Crisis highlights importance, expense of market data streams
The onset of the COVID-19 crisis is highlighting the importance of market data infrastructure for both buy-side and sell-side firms. According to a study from Greenwich Associates, banks, brokers and other sell-side firms pay an average US$140m per year for market data. Asset managers, hedge funds and other buy-side organisations pay about US$44m per year. These estimates include fees paid for consolidated feeds, direct feeds, terminal/desktop products, security/reference data, and index data. Firms also incur additional expenses for infrastructure, support, connectivity, and maintenance costs that can amount to half or more of annual data purchase spending.

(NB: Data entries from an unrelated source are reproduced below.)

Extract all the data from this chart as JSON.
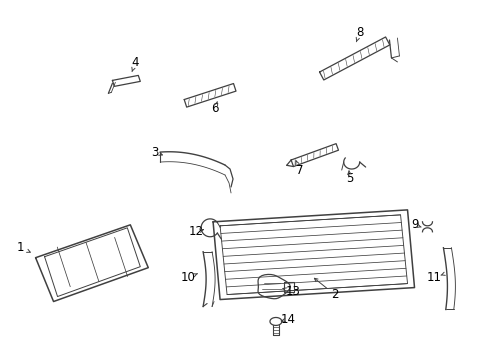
{
  "background_color": "#ffffff",
  "line_color": "#404040",
  "label_color": "#000000",
  "fig_width": 4.89,
  "fig_height": 3.6,
  "dpi": 100
}
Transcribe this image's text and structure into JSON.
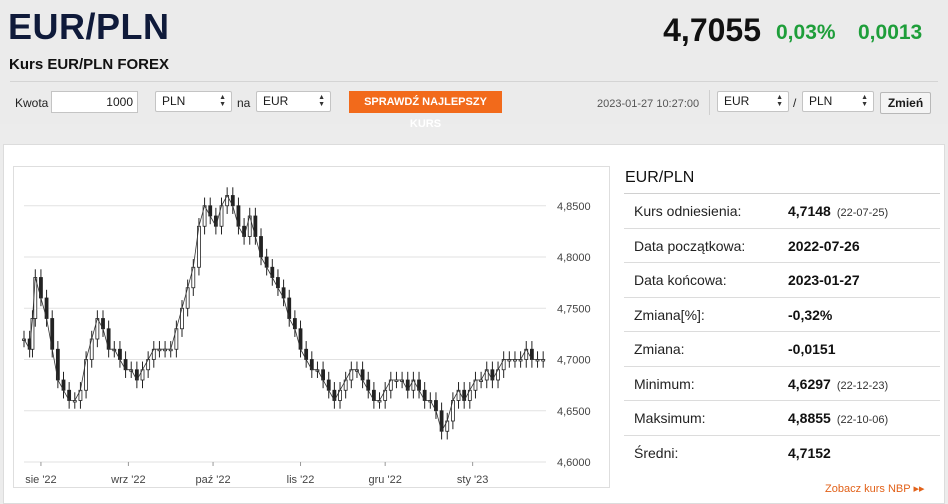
{
  "header": {
    "title": "EUR/PLN",
    "subtitle": "Kurs EUR/PLN FOREX",
    "rate": "4,7055",
    "change_pct": "0,03%",
    "change_abs": "0,0013"
  },
  "converter": {
    "amount_label": "Kwota",
    "amount_value": "1000",
    "from_currency": "PLN",
    "to_label": "na",
    "to_currency": "EUR",
    "best_rate_button": "SPRAWDŹ NAJLEPSZY KURS",
    "timestamp": "2023-01-27 10:27:00",
    "pair_base": "EUR",
    "pair_sep": "/",
    "pair_quote": "PLN",
    "change_button": "Zmień"
  },
  "colors": {
    "accent": "#f26a1b",
    "positive": "#1e9e3a",
    "title": "#0f1a3a"
  },
  "stats": {
    "title": "EUR/PLN",
    "rows": [
      {
        "label": "Kurs odniesienia:",
        "value": "4,7148",
        "date": "(22-07-25)"
      },
      {
        "label": "Data początkowa:",
        "value": "2022-07-26",
        "date": ""
      },
      {
        "label": "Data końcowa:",
        "value": "2023-01-27",
        "date": ""
      },
      {
        "label": "Zmiana[%]:",
        "value": "-0,32%",
        "date": ""
      },
      {
        "label": "Zmiana:",
        "value": "-0,0151",
        "date": ""
      },
      {
        "label": "Minimum:",
        "value": "4,6297",
        "date": "(22-12-23)"
      },
      {
        "label": "Maksimum:",
        "value": "4,8855",
        "date": "(22-10-06)"
      },
      {
        "label": "Średni:",
        "value": "4,7152",
        "date": ""
      }
    ],
    "nbp_link": "Zobacz kurs NBP ▸▸"
  },
  "chart_data": {
    "type": "line",
    "subtype": "candlestick-like price series",
    "ylim": [
      4.6,
      4.88
    ],
    "yticks": [
      4.6,
      4.65,
      4.7,
      4.75,
      4.8,
      4.85
    ],
    "ytick_labels": [
      "4,6000",
      "4,6500",
      "4,7000",
      "4,7500",
      "4,8000",
      "4,8500"
    ],
    "xtick_labels": [
      "sie '22",
      "wrz '22",
      "paź '22",
      "lis '22",
      "gru '22",
      "sty '23"
    ],
    "xtick_days": [
      6,
      37,
      67,
      98,
      128,
      159
    ],
    "total_days": 185,
    "grid": true,
    "points": [
      [
        0,
        4.72
      ],
      [
        2,
        4.71
      ],
      [
        3,
        4.74
      ],
      [
        4,
        4.78
      ],
      [
        6,
        4.76
      ],
      [
        8,
        4.74
      ],
      [
        10,
        4.71
      ],
      [
        12,
        4.68
      ],
      [
        14,
        4.67
      ],
      [
        16,
        4.66
      ],
      [
        18,
        4.66
      ],
      [
        20,
        4.67
      ],
      [
        22,
        4.7
      ],
      [
        24,
        4.72
      ],
      [
        26,
        4.74
      ],
      [
        28,
        4.73
      ],
      [
        30,
        4.71
      ],
      [
        32,
        4.71
      ],
      [
        34,
        4.7
      ],
      [
        36,
        4.69
      ],
      [
        38,
        4.69
      ],
      [
        40,
        4.68
      ],
      [
        42,
        4.69
      ],
      [
        44,
        4.7
      ],
      [
        46,
        4.71
      ],
      [
        48,
        4.71
      ],
      [
        50,
        4.71
      ],
      [
        52,
        4.71
      ],
      [
        54,
        4.73
      ],
      [
        56,
        4.75
      ],
      [
        58,
        4.77
      ],
      [
        60,
        4.79
      ],
      [
        62,
        4.83
      ],
      [
        64,
        4.85
      ],
      [
        66,
        4.84
      ],
      [
        68,
        4.83
      ],
      [
        70,
        4.85
      ],
      [
        72,
        4.86
      ],
      [
        74,
        4.85
      ],
      [
        76,
        4.83
      ],
      [
        78,
        4.82
      ],
      [
        80,
        4.84
      ],
      [
        82,
        4.82
      ],
      [
        84,
        4.8
      ],
      [
        86,
        4.79
      ],
      [
        88,
        4.78
      ],
      [
        90,
        4.77
      ],
      [
        92,
        4.76
      ],
      [
        94,
        4.74
      ],
      [
        96,
        4.73
      ],
      [
        98,
        4.71
      ],
      [
        100,
        4.7
      ],
      [
        102,
        4.69
      ],
      [
        104,
        4.69
      ],
      [
        106,
        4.68
      ],
      [
        108,
        4.67
      ],
      [
        110,
        4.66
      ],
      [
        112,
        4.67
      ],
      [
        114,
        4.68
      ],
      [
        116,
        4.69
      ],
      [
        118,
        4.69
      ],
      [
        120,
        4.68
      ],
      [
        122,
        4.67
      ],
      [
        124,
        4.66
      ],
      [
        126,
        4.66
      ],
      [
        128,
        4.67
      ],
      [
        130,
        4.68
      ],
      [
        132,
        4.68
      ],
      [
        134,
        4.68
      ],
      [
        136,
        4.67
      ],
      [
        138,
        4.68
      ],
      [
        140,
        4.67
      ],
      [
        142,
        4.66
      ],
      [
        144,
        4.66
      ],
      [
        146,
        4.65
      ],
      [
        148,
        4.63
      ],
      [
        150,
        4.64
      ],
      [
        152,
        4.66
      ],
      [
        154,
        4.67
      ],
      [
        156,
        4.66
      ],
      [
        158,
        4.67
      ],
      [
        160,
        4.68
      ],
      [
        162,
        4.68
      ],
      [
        164,
        4.69
      ],
      [
        166,
        4.68
      ],
      [
        168,
        4.69
      ],
      [
        170,
        4.7
      ],
      [
        172,
        4.7
      ],
      [
        174,
        4.7
      ],
      [
        176,
        4.7
      ],
      [
        178,
        4.71
      ],
      [
        180,
        4.7
      ],
      [
        182,
        4.7
      ],
      [
        184,
        4.7
      ]
    ]
  }
}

Understanding where in the workflow data feeds are being implemented and which users are accessing the data is essential for any firm monitoring their usage of market data. Despite this, only 16% of market participants are satisfied with their market data distribution and reporting systems. With users and regulators alike scrutinising market data costs, data providers can greatly benefit their customers by helping streamline this process.
It’s unclear how the COVID-19 crisis will affect the timing of an ongoing regulatory review of exchange fees. In February, the SEC proposed modernising the infrastructure for “collection, consolidation, and dissemination of market data for exchange-listed national market system (NMS) stocks.” The exchanges and SEC have continued battling in the U.S. Court of Appeals over the proper scope of SEC review on market data fee filings.